Claude Pujade-Renaud retrace dans ce roman l’histoire, et surtout la fin, de Port-Royal des Champs, progressivement détruit par la haine de Louis XIV et des jésuites : expulsions des postulantes, puis des religieuses, arrestations ou exil des Solitaires poursuivis pour leurs écrits, destruction du cimetière et du couvent, etc. Ce récit nous est transmis par un chœur de voix, essentiellement féminines, qui, si elles ne se distinguent pas par un style propre à chacune, diffèrent par les discours tenus : rares sont les opposants à Port-Royal qui s’expriment, mais celles qui y sont favorables en ont une certaine vision personnelle et l’appréhendent différemment. Cela donne au lecteur un tableau contrasté, voire éclaté, de ce lieu, le laissant dans l’indécision et l’étourdissement de tous ces témoignages.

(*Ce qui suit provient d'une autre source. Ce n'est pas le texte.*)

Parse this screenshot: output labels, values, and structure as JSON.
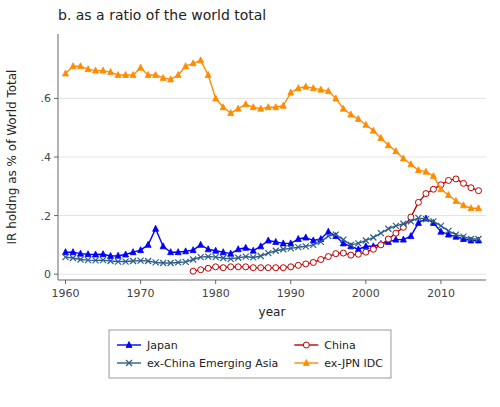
{
  "chart_data": {
    "type": "line",
    "title": "b. as a ratio of the world total",
    "x_label": "year",
    "y_label": "IR holdng as % of World Total",
    "xlim": [
      1959,
      2016
    ],
    "ylim": [
      -0.02,
      0.82
    ],
    "xticks": [
      1960,
      1970,
      1980,
      1990,
      2000,
      2010
    ],
    "yticks": [
      0,
      {
        "value": 0.2,
        "label": ".2"
      },
      {
        "value": 0.4,
        "label": ".4"
      },
      {
        "value": 0.6,
        "label": ".6"
      }
    ],
    "grid": true,
    "legend": "bottom",
    "series": [
      {
        "name": "Japan",
        "color": "#0000ff",
        "marker": "triangle",
        "x": [
          1960,
          1961,
          1962,
          1963,
          1964,
          1965,
          1966,
          1967,
          1968,
          1969,
          1970,
          1971,
          1972,
          1973,
          1974,
          1975,
          1976,
          1977,
          1978,
          1979,
          1980,
          1981,
          1982,
          1983,
          1984,
          1985,
          1986,
          1987,
          1988,
          1989,
          1990,
          1991,
          1992,
          1993,
          1994,
          1995,
          1996,
          1997,
          1998,
          1999,
          2000,
          2001,
          2002,
          2003,
          2004,
          2005,
          2006,
          2007,
          2008,
          2009,
          2010,
          2011,
          2012,
          2013,
          2014,
          2015
        ],
        "values": [
          0.075,
          0.075,
          0.07,
          0.068,
          0.067,
          0.068,
          0.062,
          0.063,
          0.067,
          0.075,
          0.082,
          0.1,
          0.155,
          0.095,
          0.075,
          0.075,
          0.078,
          0.082,
          0.1,
          0.085,
          0.08,
          0.075,
          0.07,
          0.085,
          0.09,
          0.08,
          0.095,
          0.115,
          0.11,
          0.105,
          0.105,
          0.12,
          0.125,
          0.115,
          0.12,
          0.145,
          0.13,
          0.105,
          0.095,
          0.085,
          0.095,
          0.095,
          0.103,
          0.11,
          0.118,
          0.118,
          0.13,
          0.175,
          0.19,
          0.175,
          0.145,
          0.135,
          0.128,
          0.12,
          0.115,
          0.115
        ]
      },
      {
        "name": "China",
        "color": "#c00000",
        "marker": "circle-open",
        "x": [
          1977,
          1978,
          1979,
          1980,
          1981,
          1982,
          1983,
          1984,
          1985,
          1986,
          1987,
          1988,
          1989,
          1990,
          1991,
          1992,
          1993,
          1994,
          1995,
          1996,
          1997,
          1998,
          1999,
          2000,
          2001,
          2002,
          2003,
          2004,
          2005,
          2006,
          2007,
          2008,
          2009,
          2010,
          2011,
          2012,
          2013,
          2014,
          2015
        ],
        "values": [
          0.01,
          0.015,
          0.02,
          0.025,
          0.022,
          0.025,
          0.025,
          0.025,
          0.022,
          0.022,
          0.022,
          0.022,
          0.022,
          0.025,
          0.03,
          0.035,
          0.04,
          0.05,
          0.06,
          0.07,
          0.072,
          0.065,
          0.068,
          0.075,
          0.085,
          0.1,
          0.12,
          0.14,
          0.16,
          0.195,
          0.245,
          0.275,
          0.29,
          0.305,
          0.32,
          0.325,
          0.31,
          0.295,
          0.285
        ]
      },
      {
        "name": "ex-China Emerging Asia",
        "color": "#2e5f8a",
        "marker": "x",
        "x": [
          1960,
          1961,
          1962,
          1963,
          1964,
          1965,
          1966,
          1967,
          1968,
          1969,
          1970,
          1971,
          1972,
          1973,
          1974,
          1975,
          1976,
          1977,
          1978,
          1979,
          1980,
          1981,
          1982,
          1983,
          1984,
          1985,
          1986,
          1987,
          1988,
          1989,
          1990,
          1991,
          1992,
          1993,
          1994,
          1995,
          1996,
          1997,
          1998,
          1999,
          2000,
          2001,
          2002,
          2003,
          2004,
          2005,
          2006,
          2007,
          2008,
          2009,
          2010,
          2011,
          2012,
          2013,
          2014,
          2015
        ],
        "values": [
          0.058,
          0.055,
          0.05,
          0.048,
          0.047,
          0.048,
          0.045,
          0.043,
          0.043,
          0.045,
          0.046,
          0.045,
          0.04,
          0.038,
          0.038,
          0.04,
          0.042,
          0.05,
          0.058,
          0.06,
          0.058,
          0.055,
          0.052,
          0.056,
          0.06,
          0.057,
          0.062,
          0.072,
          0.08,
          0.085,
          0.088,
          0.092,
          0.095,
          0.1,
          0.11,
          0.13,
          0.135,
          0.118,
          0.1,
          0.105,
          0.115,
          0.125,
          0.14,
          0.155,
          0.165,
          0.172,
          0.18,
          0.192,
          0.188,
          0.18,
          0.165,
          0.148,
          0.135,
          0.128,
          0.12,
          0.12
        ]
      },
      {
        "name": "ex-JPN IDC",
        "color": "#ff8c00",
        "marker": "triangle",
        "x": [
          1960,
          1961,
          1962,
          1963,
          1964,
          1965,
          1966,
          1967,
          1968,
          1969,
          1970,
          1971,
          1972,
          1973,
          1974,
          1975,
          1976,
          1977,
          1978,
          1979,
          1980,
          1981,
          1982,
          1983,
          1984,
          1985,
          1986,
          1987,
          1988,
          1989,
          1990,
          1991,
          1992,
          1993,
          1994,
          1995,
          1996,
          1997,
          1998,
          1999,
          2000,
          2001,
          2002,
          2003,
          2004,
          2005,
          2006,
          2007,
          2008,
          2009,
          2010,
          2011,
          2012,
          2013,
          2014,
          2015
        ],
        "values": [
          0.685,
          0.71,
          0.71,
          0.7,
          0.695,
          0.695,
          0.69,
          0.68,
          0.68,
          0.68,
          0.705,
          0.68,
          0.68,
          0.67,
          0.665,
          0.68,
          0.71,
          0.72,
          0.73,
          0.68,
          0.6,
          0.57,
          0.55,
          0.565,
          0.58,
          0.57,
          0.565,
          0.57,
          0.57,
          0.575,
          0.62,
          0.635,
          0.64,
          0.635,
          0.63,
          0.625,
          0.6,
          0.565,
          0.545,
          0.53,
          0.51,
          0.49,
          0.465,
          0.44,
          0.42,
          0.395,
          0.375,
          0.355,
          0.35,
          0.335,
          0.29,
          0.27,
          0.25,
          0.235,
          0.225,
          0.225
        ]
      }
    ]
  }
}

J’ai volontairement parlé de « voix » ci-dessus, car l’écriture de l’auteure est émaillée de petits traits oraux, tels que « je sais je sais » ou « … euh ». Ceux-ci sont suffisamment rares pour ne pas être dérangeants et utilisés à bon escient, de sorte qu’ils humanisent les propos, rapprochent les personnages de nous. Une autre caractéristique stylistique qui m’a frappée est la sécheresse de ce récit : à l’image du désert qu’est devenu Port-Royal des Champs, privé de ses vivants comme de ses morts, le texte m’a paru aride et asséché. Il ne cherche pas à émouvoir, ni à apitoyer, mais à témoigner, montrer.
ABC au féminin : si la postérité a davantage retenu de Port-Royal ses illustres Solitaires, son histoire est avant tout féminine : celle de la lignée des Arnauld notamment, des moniales qui s’y sont succédé, puis celle de l'Invisible et des copistes qui, patiemment, conservent et transmettent les documents sauvés de la fureur royale. C’est en tout cas ce qui apparaît à la lecture de ce roman de Claude Pujade-Renaud qui donne majoritairement la parole à des personnages féminins, ayant connu le couvent à diverses époques de son éphémère existence : de Catherine Arnauld, la fondatrice, à Françoise de Joncoux, dite l'Invisible. De même, lorsque Marie-Catherine Racine cherche à en savoir plus sur son illustre père et son Histoire de Port-Royal, c’est avant tout elle-même qu’elle recherche, son identité. Au fil de ses rencontres, elle réalisera qu’il existe d’autres alternatives que le couvent ou le mariage pour les femmes. Enfin, en se détachant de ses premiers modèles, elle s’épanouira dans sa vie présente, s’affranchissant d’un passé pesant.